While this paper has focused particularly on Indian student mobility to Germany, ‘Study Abroad’ YouTubers and mutual-support social media groups—and possibly even Student Guides—exist for many other study destinations, and have a major impact on how study abroad is imagined and how mobilities are crafted. Understanding student migration from India, and likely other destinations in the Global South, thus requires attention to new intersections between the technological, social, and commercial infrastructures mediating this mobility.

Acknowledgements

I would like to thank the German Academic Exchange Service (DAAD) and the GIGA Institute for Asian Studies for funding the research project on which this paper draws. I carried out fieldwork for this project while based at the GIGA Institute for Asian Studies, where I continue to be affiliated as an Associate Researcher.
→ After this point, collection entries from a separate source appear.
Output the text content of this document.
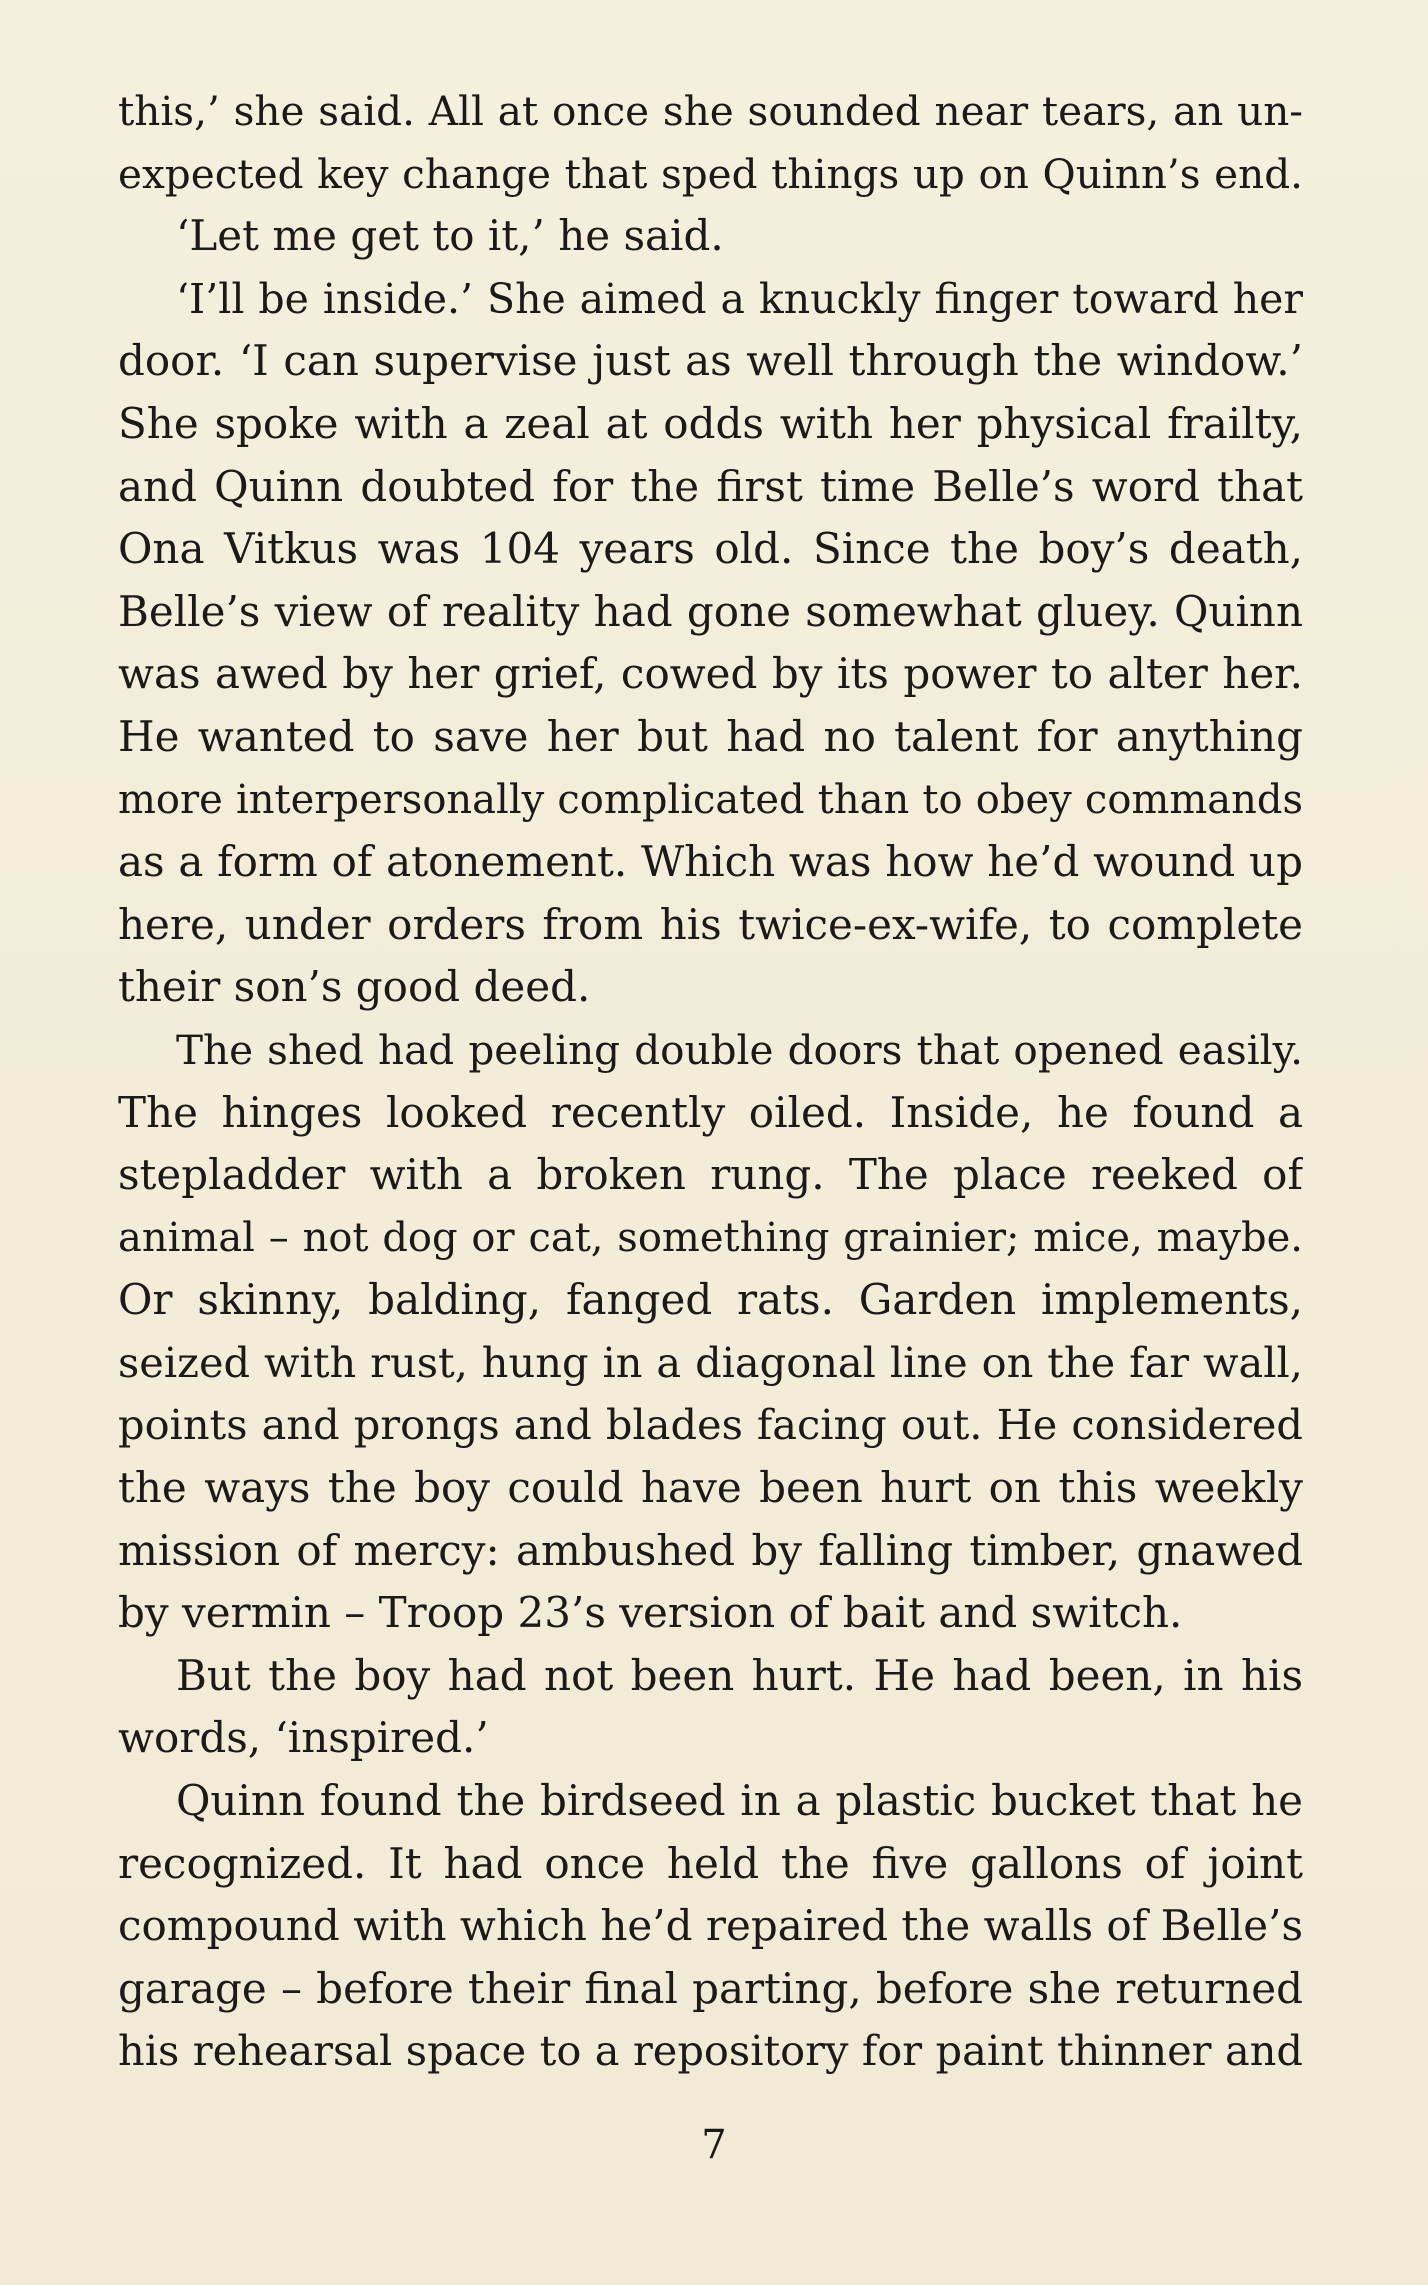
this,’ she said. All at once she sounded near tears, an un-
expected key change that sped things up on Quinn’s end.
‘Let me get to it,’ he said.
‘I’ll be inside.’ She aimed a knuckly finger toward her
door. ‘I can supervise just as well through the window.’
She spoke with a zeal at odds with her physical frailty,
and Quinn doubted for the first time Belle’s word that
Ona Vitkus was 104 years old. Since the boy’s death,
Belle’s view of reality had gone somewhat gluey. Quinn
was awed by her grief, cowed by its power to alter her.
He wanted to save her but had no talent for anything
more interpersonally complicated than to obey commands
as a form of atonement. Which was how he’d wound up
here, under orders from his twice-ex-wife, to complete
their son’s good deed.
The shed had peeling double doors that opened easily.
The hinges looked recently oiled. Inside, he found a
stepladder with a broken rung. The place reeked of
animal – not dog or cat, something grainier; mice, maybe.
Or skinny, balding, fanged rats. Garden implements,
seized with rust, hung in a diagonal line on the far wall,
points and prongs and blades facing out. He considered
the ways the boy could have been hurt on this weekly
mission of mercy: ambushed by falling timber, gnawed
by vermin – Troop 23’s version of bait and switch.
But the boy had not been hurt. He had been, in his
words, ‘inspired.’
Quinn found the birdseed in a plastic bucket that he
recognized. It had once held the five gallons of joint
compound with which he’d repaired the walls of Belle’s
garage – before their final parting, before she returned
his rehearsal space to a repository for paint thinner and
7
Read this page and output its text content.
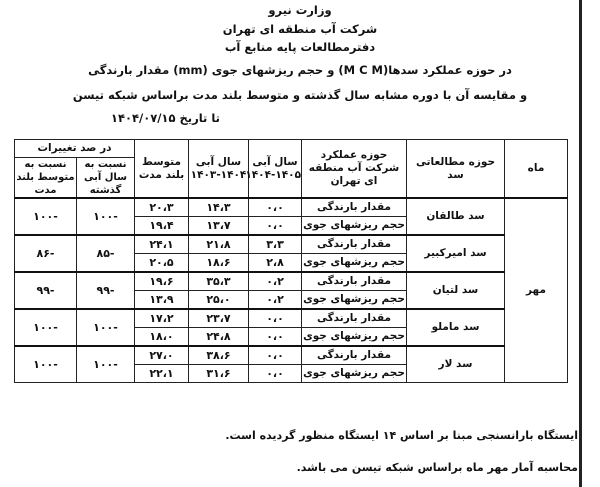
وزارت نیرو
شرکت آب منطقه ای تهران
دفترمطالعات پایه منابع آب
مقدار بارندگی (mm) و حجم ریزشهای جوی (M C M)در حوزه عملکرد سدها
و مقایسه آن با دوره مشابه سال گذشته و متوسط بلند مدت براساس شبکه تیسن
تا تاریخ ۱۴۰۴/۰۷/۱۵
ماه	حوزه مطالعاتی سد	حوزه عملکرد شرکت آب منطقه ای تهران	سال آبی ۱۴۰۵-۱۴۰۴	سال آبی ۱۴۰۴-۱۴۰۳	متوسط بلند مدت	در صد تغییرات	
						نسبت به سال آبی گذشته	نسبت به متوسط بلند مدت
مهر	سد طالقان	مقدار بارندگی	۰،۰	۱۴،۳	۲۰،۳	-۱۰۰	-۱۰۰
		حجم ریزشهای جوی	۰،۰	۱۳،۷	۱۹،۴		
	سد امیرکبیر	مقدار بارندگی	۳،۳	۲۱،۸	۲۴،۱	-۸۵	-۸۶
		حجم ریزشهای جوی	۲،۸	۱۸،۶	۲۰،۵		
	سد لتیان	مقدار بارندگی	۰،۲	۳۵،۳	۱۹،۶	-۹۹	-۹۹
		حجم ریزشهای جوی	۰،۲	۲۵،۰	۱۳،۹		
	سد ماملو	مقدار بارندگی	۰،۰	۲۳،۷	۱۷،۲	-۱۰۰	-۱۰۰
		حجم ریزشهای جوی	۰،۰	۲۴،۸	۱۸،۰		
	سد لار	مقدار بارندگی	۰،۰	۳۸،۶	۲۷،۰	-۱۰۰	-۱۰۰
		حجم ریزشهای جوی	۰،۰	۳۱،۶	۲۲،۱		
ایستگاه بارانسنجی مبنا بر اساس ۱۴ ایستگاه منظور گردیده است.
محاسبه آمار مهر ماه براساس شبکه تیسن می باشد.
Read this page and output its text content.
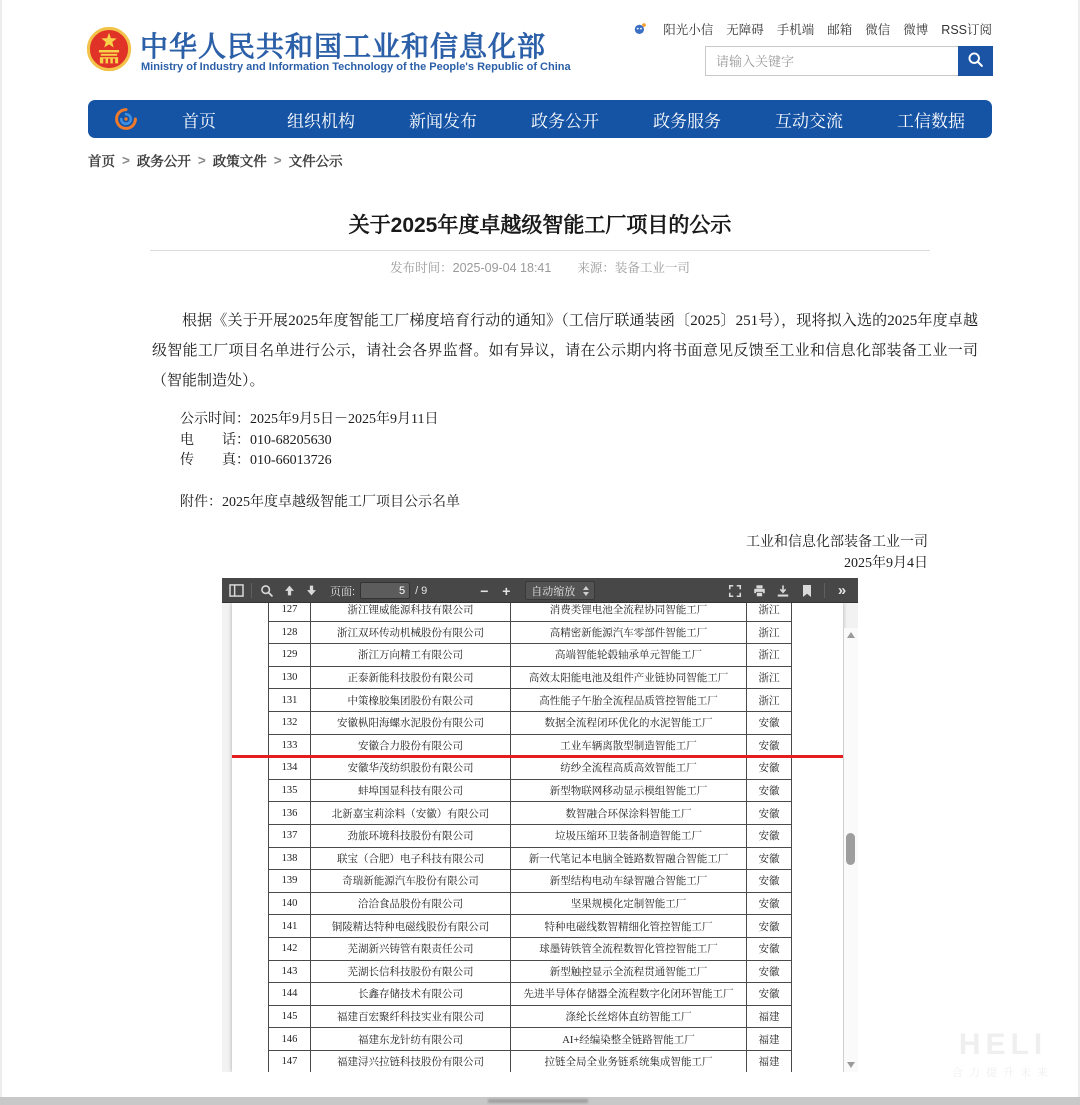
中华人民共和国工业和信息化部
Ministry of Industry and Information Technology of the People's Republic of China
阳光小信 无障碍 手机端 邮箱 微信 微博 RSS订阅
请输入关键字
首页	组织机构	新闻发布	政务公开	政务服务	互动交流	工信数据
首页 > 政务公开 > 政策文件 > 文件公示
关于2025年度卓越级智能工厂项目的公示
发布时间：2025-09-04 18:41 来源：装备工业一司

根据《关于开展2025年度智能工厂梯度培育行动的通知》（工信厅联通装函〔2025〕251号），现将拟入选的2025年度卓越级智能工厂项目名单进行公示，请社会各界监督。如有异议，请在公示期内将书面意见反馈至工业和信息化部装备工业一司（智能制造处）。

公示时间：2025年9月5日－2025年9月11日
电　　话：010-68205630
传　　真：010-66013726
附件：2025年度卓越级智能工厂项目公示名单
工业和信息化部装备工业一司
2025年9月4日
页面:
5	/ 9	− +	自动缩放	»
127	浙江锂威能源科技有限公司	消费类锂电池全流程协同智能工厂	浙江
128	浙江双环传动机械股份有限公司	高精密新能源汽车零部件智能工厂	浙江
129	浙江万向精工有限公司	高端智能轮毂轴承单元智能工厂	浙江
130	正泰新能科技股份有限公司	高效太阳能电池及组件产业链协同智能工厂	浙江
131	中策橡胶集团股份有限公司	高性能子午胎全流程品质管控智能工厂	浙江
132	安徽枞阳海螺水泥股份有限公司	数据全流程闭环优化的水泥智能工厂	安徽
133	安徽合力股份有限公司	工业车辆离散型制造智能工厂	安徽
134	安徽华茂纺织股份有限公司	纺纱全流程高质高效智能工厂	安徽
135	蚌埠国显科技有限公司	新型物联网移动显示模组智能工厂	安徽
136	北新嘉宝莉涂料（安徽）有限公司	数智融合环保涂料智能工厂	安徽
137	劲旅环境科技股份有限公司	垃圾压缩环卫装备制造智能工厂	安徽
138	联宝（合肥）电子科技有限公司	新一代笔记本电脑全链路数智融合智能工厂	安徽
139	奇瑞新能源汽车股份有限公司	新型结构电动车绿智融合智能工厂	安徽
140	洽洽食品股份有限公司	坚果规模化定制智能工厂	安徽
141	铜陵精达特种电磁线股份有限公司	特种电磁线数智精细化管控智能工厂	安徽
142	芜湖新兴铸管有限责任公司	球墨铸铁管全流程数智化管控智能工厂	安徽
143	芜湖长信科技股份有限公司	新型触控显示全流程贯通智能工厂	安徽
144	长鑫存储技术有限公司	先进半导体存储器全流程数字化闭环智能工厂	安徽
145	福建百宏聚纤科技实业有限公司	涤纶长丝熔体直纺智能工厂	福建
146	福建东龙针纺有限公司	AI+经编染整全链路智能工厂	福建
147	福建浔兴拉链科技股份有限公司	拉链全局全业务链系统集成智能工厂	福建
HELI
合力提升未来
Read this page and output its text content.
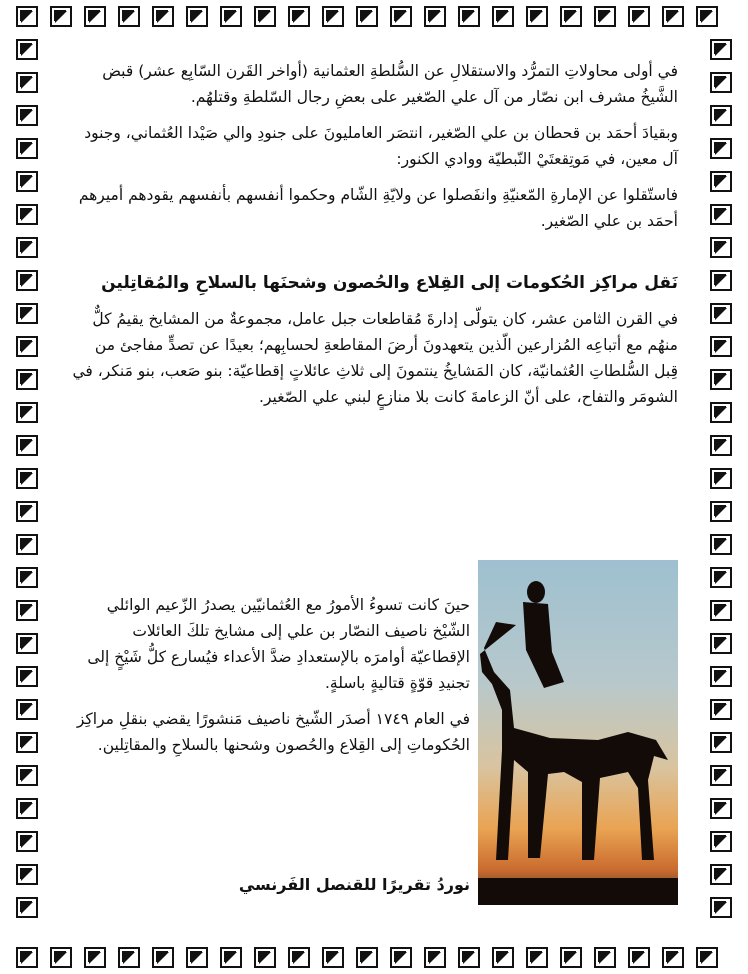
في أولى محاولاتِ التمرُّد والاستقلالِ عن السُّلطةِ العثمانية (أواخر القَرن السّابِع عشر) قبض الشَّيخُ مشرف ابن نصّار من آل علي الصّغير على بعضِ رجال السّلطةِ وقتلهُم.

وبقيادَ أحمَد بن قحطان بن علي الصّغير، انتصَر العامليونَ على جنودِ والي صَيْدا العُثماني، وجنود آل معين، في مَوتِقعتَيْ النّبطيّة ووادي الكنور:

فاستّقلوا عن الإمارةِ المّعنيّةِ وانفَصلوا عن ولايّةِ الشّام وحكموا أنفسهم بأنفسهم يقودهم أميرهم أحمَد بن علي الصّغير.

نَقل مراكِز الحُكومات إلى القِلاع والحُصون وشحنَها بالسلاحِ والمُقاتِلين

في القرن الثامن عشر، كان يتولّى إدارةَ مُقاطعات جبل عامل، مجموعةٌ من المشايخ يقيمُ كلٌّ منهُم مع أتباعِه المُزارعين الّذين يتعهدونَ أرضَ المقاطعةِ لحسابِهم؛ بعيدًا عن تصدٍّ مفاجئ من قِبل السُّلطاتِ العُثمانيّة، كان المَشايخُ ينتمونَ إلى ثلاثِ عائلاتٍ إقطاعيّة: بنو صَعب، بنو مَنكر، في الشومَر والتفاح، على أنّ الزعامةَ كانت بلا منازعٍ لبني علي الصّغير.

حينَ كانت تسوءُ الأمورُ مع العُثمانيّين يصدرُ الزّعيم الوائلي الشّيْخ ناصيف النصّار بن علي إلى مشايخ تلكَ العائلات الإقطاعيّة أوامرَه بالإستعدادِ ضدَّ الأعداء فيُسارع كلُّ شَيْخٍ إلى تجنيدِ قوّةٍ قتاليةٍ باسلةٍ.

في العام ١٧٤٩ أصدَر الشّيخ ناصيف مَنشورًا يقضي بنقلِ مراكِز الحُكوماتِ إلى القِلاع والحُصون وشحنها بالسلاحِ والمقاتِلين.

نوردُ تقريرًا للقنصل الفَرنسي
I am very grateful to my colleagues there, especially Prof. Patrick Köllner, for their encouragement and support of this research. I would also like to thank the Department of Sociology at the University of Cambridge for being such an excellent academic home. In addition, I am thankful to the two anonymous reviewers for their valuable comments that strengthened this paper and to Stephan Hilpert for many useful discussions about this research. Finally, I am indebted to all those who participated in this research project—many of whom I now count as friends.

Disclosure statement

No potential conflict of interest was reported by the author.

Correction Statement

This article was originally published with errors, which have now been corrected in the online version. Please see Correction (http://dx.doi.org/10.1080/17450101.2024.2329413)

Notes

1 As my interlocutors typically used the term ‘education consultant’, I will use this term throughout the paper.

2 All names are pseudonyms (unless otherwise specified) and some details of my interlocutors’ stories have been changed to ensure their anonymity.

3 This is his real name as he did not wish to be anonymous.